Cal stared at him, astonished. "What the—?"

"Just something I ate, okay? Shut up and call the O. Tell the fucker it's done."

Then he leaned back and closed his eyes and took a deep, shuddering breath.

20

Jack shouted into the phone as he steered the car into the maw of the Brooklyn Battery Tunnel.

"Hello! Hello, goddammit!"

Where was she? Where was Dov? Had he missed her? Why wasn't one of them back?

His blood chilled when he heard a commotion on the other end, cries of alarm.

Oh, please… please…

After a seeming eternity—long enough for Jack to near the far end of the tunnel—he heard a voice. Not on the phone, but near it.

Not Gia. Dov.

Jack's blood began to sludge as he heard him wailing, "
Oh, dear God! Oh dear God
!" in the background.

"Pick up! Pick up!"

Finally a clatter and then the guy's voice, sounding strained, shaky.

"You are still there?"

"What happened? What's wrong?"

"A terrible thing! A terrible thing! The lady and the little girl—by a truck they were hit!"

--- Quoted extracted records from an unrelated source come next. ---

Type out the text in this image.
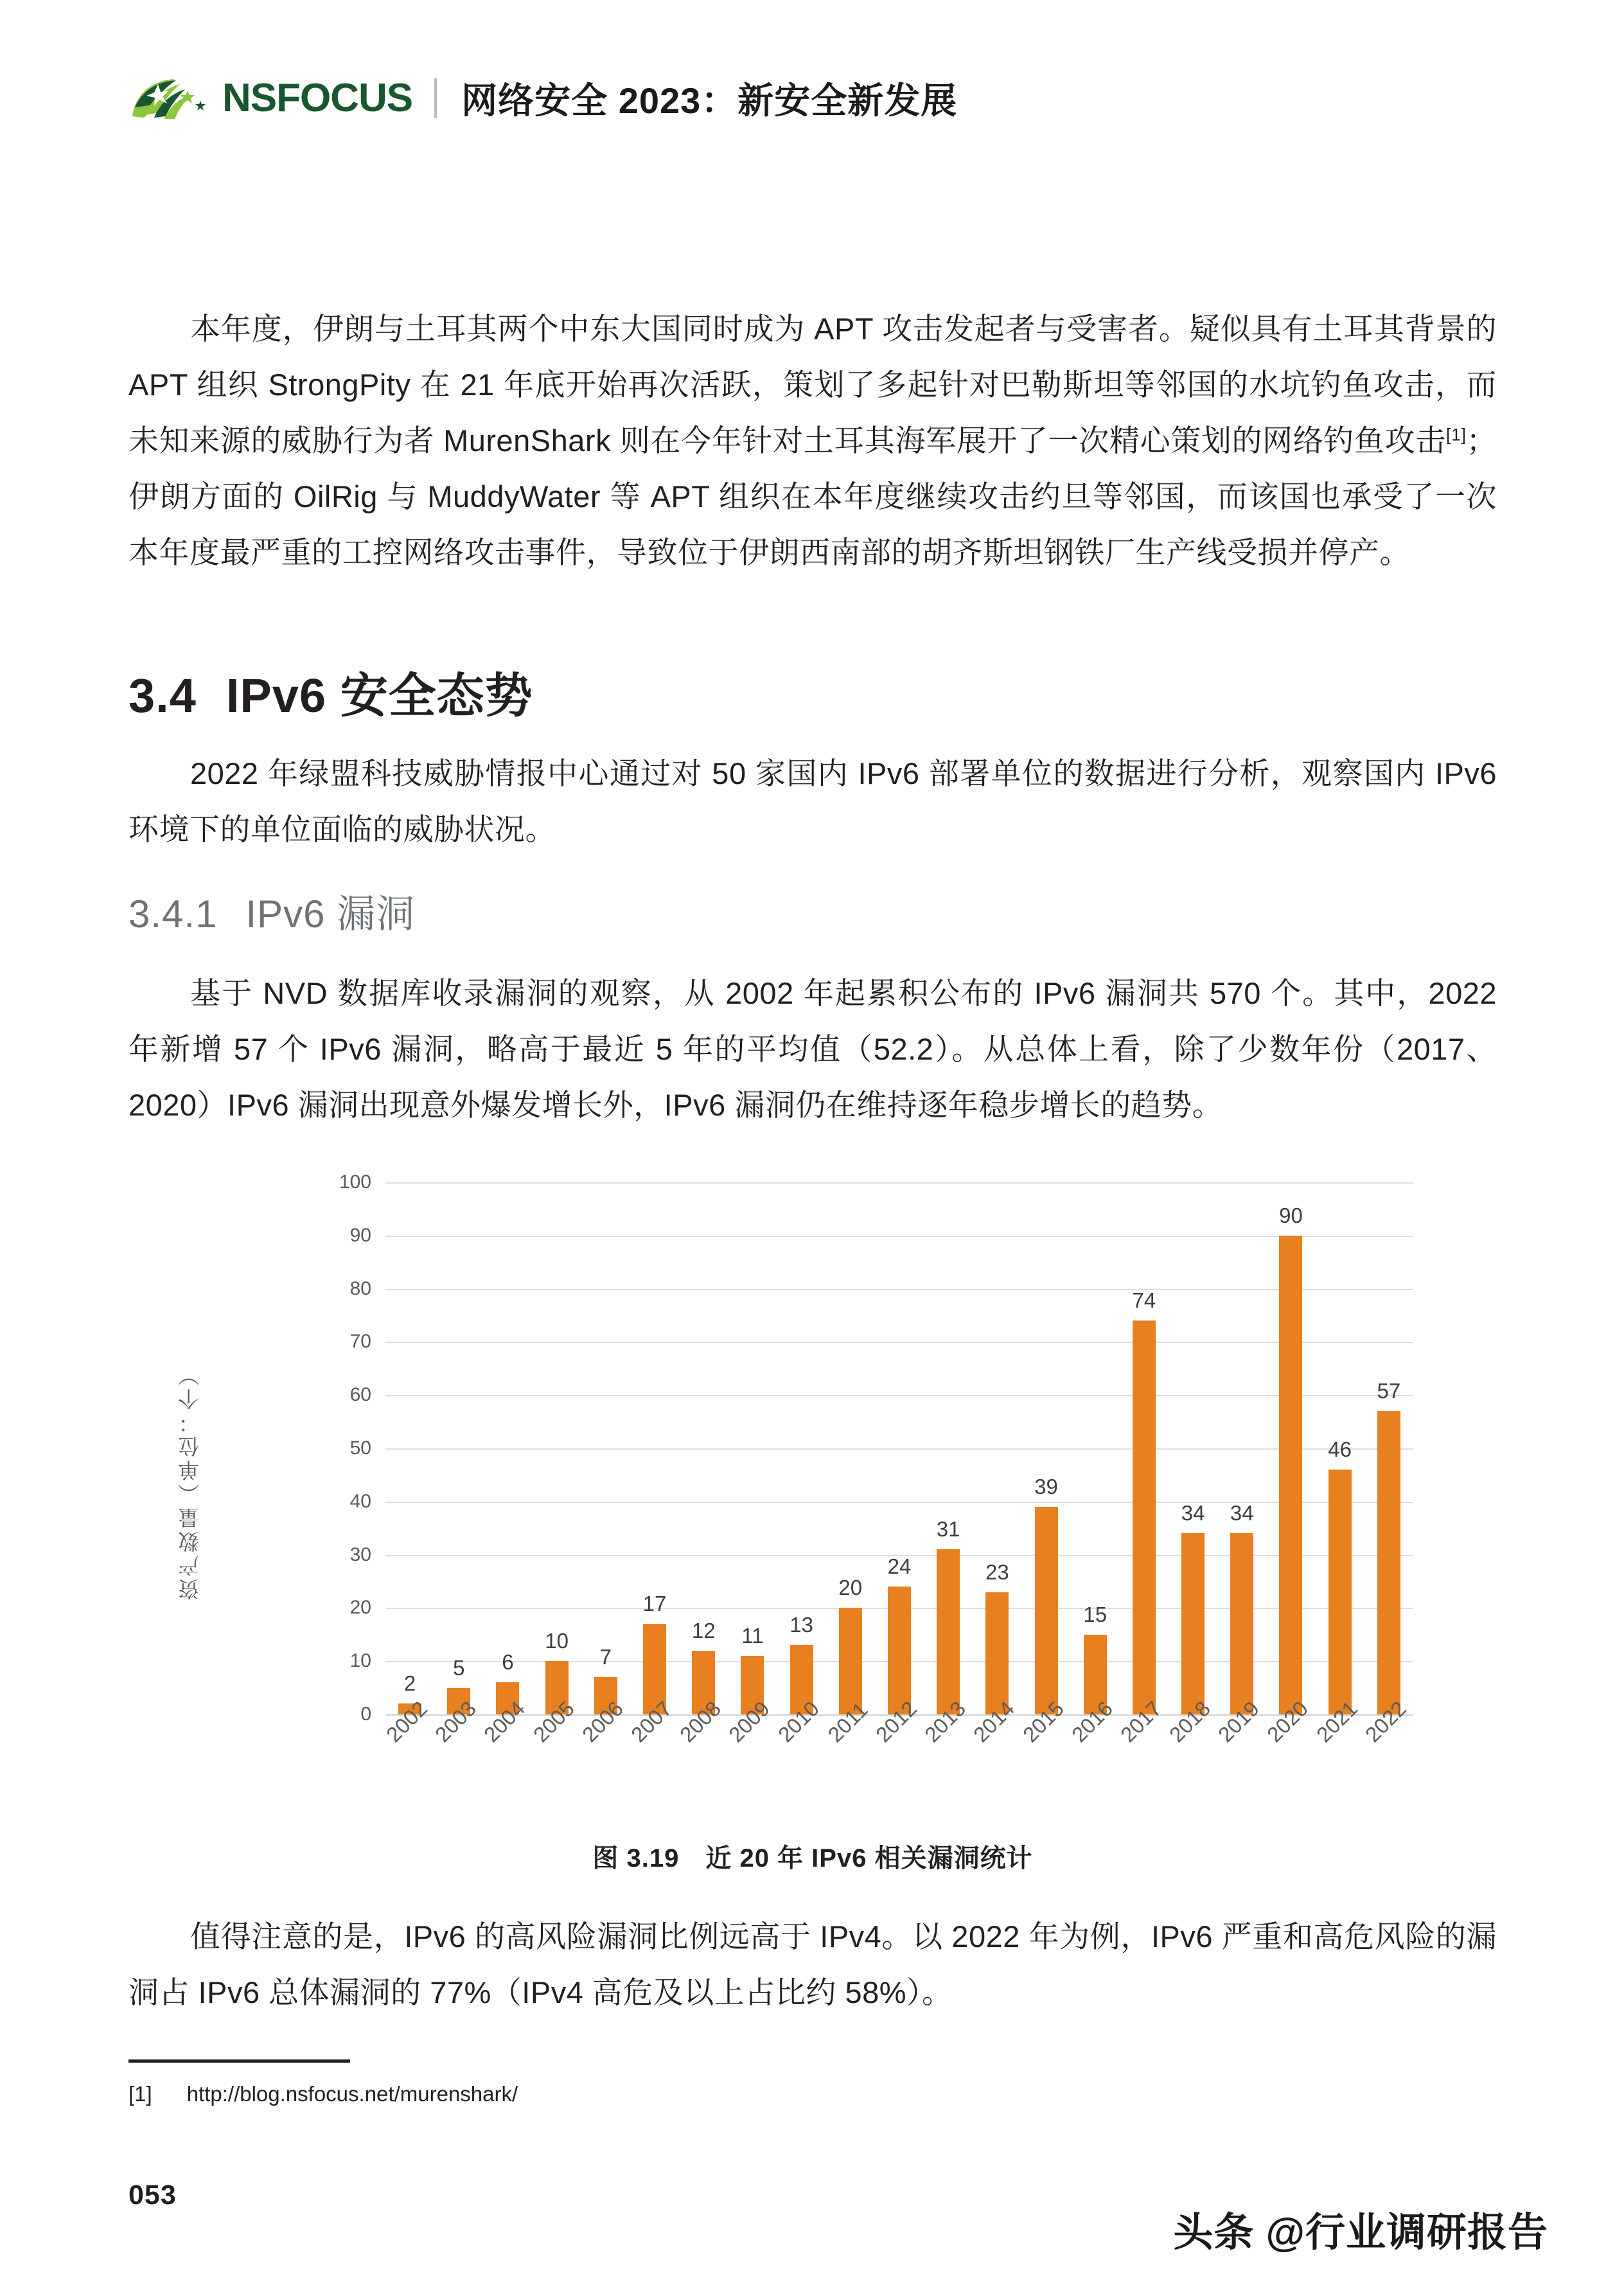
NSFOCUS 网络安全 2023：新安全新发展

本年度，伊朗与土耳其两个中东大国同时成为 APT 攻击发起者与受害者。疑似具有土耳其背景的 APT 组织 StrongPity 在 21 年底开始再次活跃，策划了多起针对巴勒斯坦等邻国的水坑钓鱼攻击，而未知来源的威胁行为者 MurenShark 则在今年针对土耳其海军展开了一次精心策划的网络钓鱼攻击[1]；伊朗方面的 OilRig 与 MuddyWater 等 APT 组织在本年度继续攻击约旦等邻国，而该国也承受了一次本年度最严重的工控网络攻击事件，导致位于伊朗西南部的胡齐斯坦钢铁厂生产线受损并停产。

3.4 IPv6 安全态势

2022 年绿盟科技威胁情报中心通过对 50 家国内 IPv6 部署单位的数据进行分析，观察国内 IPv6 环境下的单位面临的威胁状况。

3.4.1 IPv6 漏洞

基于 NVD 数据库收录漏洞的观察，从 2002 年起累积公布的 IPv6 漏洞共 570 个。其中，2022 年新增 57 个 IPv6 漏洞，略高于最近 5 年的平均值（52.2）。从总体上看，除了少数年份（2017、2020）IPv6 漏洞出现意外爆发增长外，IPv6 漏洞仍在维持逐年稳步增长的趋势。

值得注意的是，IPv6 的高风险漏洞比例远高于 IPv4。以 2022 年为例，IPv6 严重和高危风险的漏洞占 IPv6 总体漏洞的 77%（IPv4 高危及以上占比约 58%）。

资产数量（单位：个）
0
10
20
30
40
50
60
70
80
90
100
2
5 6
10
7
17
12 11 13
20
24
31
23
39
15
74
34 34
90
46
57
2002
2003
2004
2005
2006
2007
2008
2009
2010 2011
2012
2013
2014
2015
2016
2017
2018
2019
2020
2021
2022
图 3.19　近 20 年 IPv6 相关漏洞统计
[1] http://blog.nsfocus.net/murenshark/
053
头条 @行业调研报告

Jack forced the words past a locking throat. "Are they hurt? Are they alive?"

"They're hurt terrible is all I can tell you. I don't see how they could live through such a thing. Emergency has been called. Help is on the way but I don't know… I don't know…"

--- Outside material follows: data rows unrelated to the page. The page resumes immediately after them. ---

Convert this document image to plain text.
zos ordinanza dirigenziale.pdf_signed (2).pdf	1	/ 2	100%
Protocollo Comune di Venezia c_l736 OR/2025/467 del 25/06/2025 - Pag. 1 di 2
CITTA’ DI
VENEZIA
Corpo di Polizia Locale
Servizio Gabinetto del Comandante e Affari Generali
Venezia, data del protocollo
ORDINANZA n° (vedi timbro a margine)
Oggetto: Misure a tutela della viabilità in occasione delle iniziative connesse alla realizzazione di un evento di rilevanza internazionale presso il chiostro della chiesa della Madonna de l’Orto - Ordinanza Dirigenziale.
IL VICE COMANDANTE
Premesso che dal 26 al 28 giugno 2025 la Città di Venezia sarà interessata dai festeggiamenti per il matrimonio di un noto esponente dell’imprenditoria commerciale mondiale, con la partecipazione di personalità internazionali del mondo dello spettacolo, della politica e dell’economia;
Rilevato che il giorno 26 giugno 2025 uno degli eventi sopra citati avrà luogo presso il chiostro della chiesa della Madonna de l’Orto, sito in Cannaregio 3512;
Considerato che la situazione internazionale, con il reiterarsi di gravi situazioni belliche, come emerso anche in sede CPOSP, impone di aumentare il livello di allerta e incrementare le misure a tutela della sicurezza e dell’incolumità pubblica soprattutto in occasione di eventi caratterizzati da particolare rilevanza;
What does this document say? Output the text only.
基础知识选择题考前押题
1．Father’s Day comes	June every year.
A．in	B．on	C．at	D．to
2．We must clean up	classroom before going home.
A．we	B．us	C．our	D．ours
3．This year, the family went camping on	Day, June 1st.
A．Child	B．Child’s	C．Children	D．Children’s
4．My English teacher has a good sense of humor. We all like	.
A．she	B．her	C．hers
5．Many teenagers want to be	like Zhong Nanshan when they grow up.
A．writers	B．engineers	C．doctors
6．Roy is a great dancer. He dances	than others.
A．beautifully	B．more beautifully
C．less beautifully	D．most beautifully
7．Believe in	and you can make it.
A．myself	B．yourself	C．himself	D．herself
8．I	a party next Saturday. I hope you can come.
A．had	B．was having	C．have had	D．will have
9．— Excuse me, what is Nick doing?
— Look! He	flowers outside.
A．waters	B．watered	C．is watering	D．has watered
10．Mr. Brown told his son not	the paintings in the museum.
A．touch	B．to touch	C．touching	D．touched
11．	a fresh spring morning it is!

Jack dropped the phone without cutting the connection. Dov might have been still talking but he couldn't hear.

The tunnel wavered before him, went out of focus. A blaring honk brought him back in time to keep his car from drifting into the next lane.

He searched for an emotion but he felt nothing—no rage, no fear, no sorrow. He'd flatlined. All that kept him sane was the conviction that this couldn't be… couldn't be…

Sunlight ahead. He aimed for it. Then he was out and pointed toward the FDR Drive. As he raced uptown he felt his insides turning to stone.

21

The Oculus's insides jumped as the ringing of the phone jangled through the enveloping darkness. With each passing minute the temperature had dropped, but his body was nowhere near as cold as his soul.

For as he'd sat in this black neverwhere he'd been forced to listen to the Adversary as he whispered his insidious, serpentine soliloquy.

What I'm going to tell you will upset you, make you doubt yourself and your calling…

The Oculus hadn't thought that possible, and had listened through a wall of iron confidence. His calling was his heritage, in his genes.

But now…

As Rasalom had talked on, his words rang true, resonating with the Oculus's own questions about the Ally's recent alarms. And toward the end, as he saw how it hewed to a certain frightful logic, he realized that Rasalom might very well be telling the truth.

It sickened the Oculus to his soul to realize that he might have been involved in—

He heard the phone's receiver rattle off its cradle and a voice say, "Hello?"

Rasalom had picked up the call and… it took the Oculus a few heartbeats before he realized that Rasalom was speaking in a perfect imitation of his voice.

"Very well. Good work… You sound upset. I can hear it. 1 feel your pain… Yes, well, we answer to a higher calling, don't we? You must take solace in that."

Then the sound of the receiver returning to its cradle.

"And there it is," Rasalom said softly in his previous voice. "Confirmation from the yeniçeri themselves. A bit late calling back, don't you think? Perhaps because they're upset. I sensed their inner turmoil. They aren't yet aware of what I've told you, and perhaps they never will be, but they sense that something is not right, that something is askew. It's causing confusion. And confusion is… delicious."